The most important of these themes – because it is uniquely transformational and augmenting or driving the others – is the technological revolution in trade and production: Localization.  Localization simultaneously is driving structural divergence in country-level growth, and the supply and demand shocks that are dominating the post-Covid business cycle.  Higher real interest rates, trend growth and sustained US outperformance are consequences.

Higher-than-expected inflation stems not only from coincident supply and demand shocks, but crucially a shift in Being is believing expectations that turned “Missingflation” from a negative to a positive trend.  That markets and policymakers missed that change – while the masses did not – not only illustrates the former’s collective cognitive dissonance but also a primary driver of the Politics of Rage that is raising political fragility, particularly in the West.  Brittle politics and an associated increasing elites’ preference for centralized solutions likely will precipitate the next trauma for markets: a wave of defaults or hyperinflations as they interact with the inevitable consequence of rising real interest rates and divergent trend growth amid historic national debt levels.

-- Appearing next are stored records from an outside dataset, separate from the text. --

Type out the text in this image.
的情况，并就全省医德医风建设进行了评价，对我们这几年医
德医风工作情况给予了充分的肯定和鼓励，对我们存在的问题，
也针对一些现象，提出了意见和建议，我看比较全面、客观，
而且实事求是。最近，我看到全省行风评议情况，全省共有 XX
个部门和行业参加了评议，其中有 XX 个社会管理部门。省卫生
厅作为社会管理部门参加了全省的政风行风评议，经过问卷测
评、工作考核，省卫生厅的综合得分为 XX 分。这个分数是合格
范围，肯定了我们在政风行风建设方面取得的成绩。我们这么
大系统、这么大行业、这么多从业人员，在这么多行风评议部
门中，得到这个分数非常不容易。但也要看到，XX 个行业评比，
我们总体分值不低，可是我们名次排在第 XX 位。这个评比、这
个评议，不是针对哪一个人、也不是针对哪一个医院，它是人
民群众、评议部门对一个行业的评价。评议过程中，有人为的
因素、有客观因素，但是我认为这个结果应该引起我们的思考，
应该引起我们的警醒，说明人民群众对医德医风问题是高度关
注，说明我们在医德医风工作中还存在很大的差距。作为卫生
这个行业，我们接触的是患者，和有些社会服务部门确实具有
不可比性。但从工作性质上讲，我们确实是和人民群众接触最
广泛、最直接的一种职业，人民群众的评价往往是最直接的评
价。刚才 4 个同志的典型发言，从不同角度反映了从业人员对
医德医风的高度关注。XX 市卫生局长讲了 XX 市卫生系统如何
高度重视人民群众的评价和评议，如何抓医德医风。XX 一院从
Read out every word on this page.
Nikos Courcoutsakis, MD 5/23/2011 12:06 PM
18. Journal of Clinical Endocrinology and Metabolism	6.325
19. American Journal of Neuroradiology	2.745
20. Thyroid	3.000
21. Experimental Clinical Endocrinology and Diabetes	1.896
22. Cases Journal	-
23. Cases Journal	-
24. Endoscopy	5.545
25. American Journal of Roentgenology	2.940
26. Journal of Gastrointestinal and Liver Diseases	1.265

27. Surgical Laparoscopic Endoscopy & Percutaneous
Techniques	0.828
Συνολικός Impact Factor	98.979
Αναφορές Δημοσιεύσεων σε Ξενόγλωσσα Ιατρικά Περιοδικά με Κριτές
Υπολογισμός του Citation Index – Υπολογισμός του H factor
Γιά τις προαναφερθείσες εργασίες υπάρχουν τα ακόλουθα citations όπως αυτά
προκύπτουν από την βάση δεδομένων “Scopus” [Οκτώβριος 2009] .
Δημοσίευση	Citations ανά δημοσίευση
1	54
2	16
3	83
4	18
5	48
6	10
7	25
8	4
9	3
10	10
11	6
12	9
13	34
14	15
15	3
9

Into this already volatile cocktail of structural change, three other key themes are contributing to both collective confusion and risk-management difficulty: Global Entropy, the dissolution of the “rules-based order”; Complexity cascades, the nonlinearities manifest in complex systems when exposed to stress; and Uncertainty, or non-quantifiable risks, the most difficult of ones to manage, particularly amid widespread over reliance on data and quantitative methods. All three are interacting with Localization, Being is believing and the Politics of Rage, in complicated, often re-enforcing feedback loops.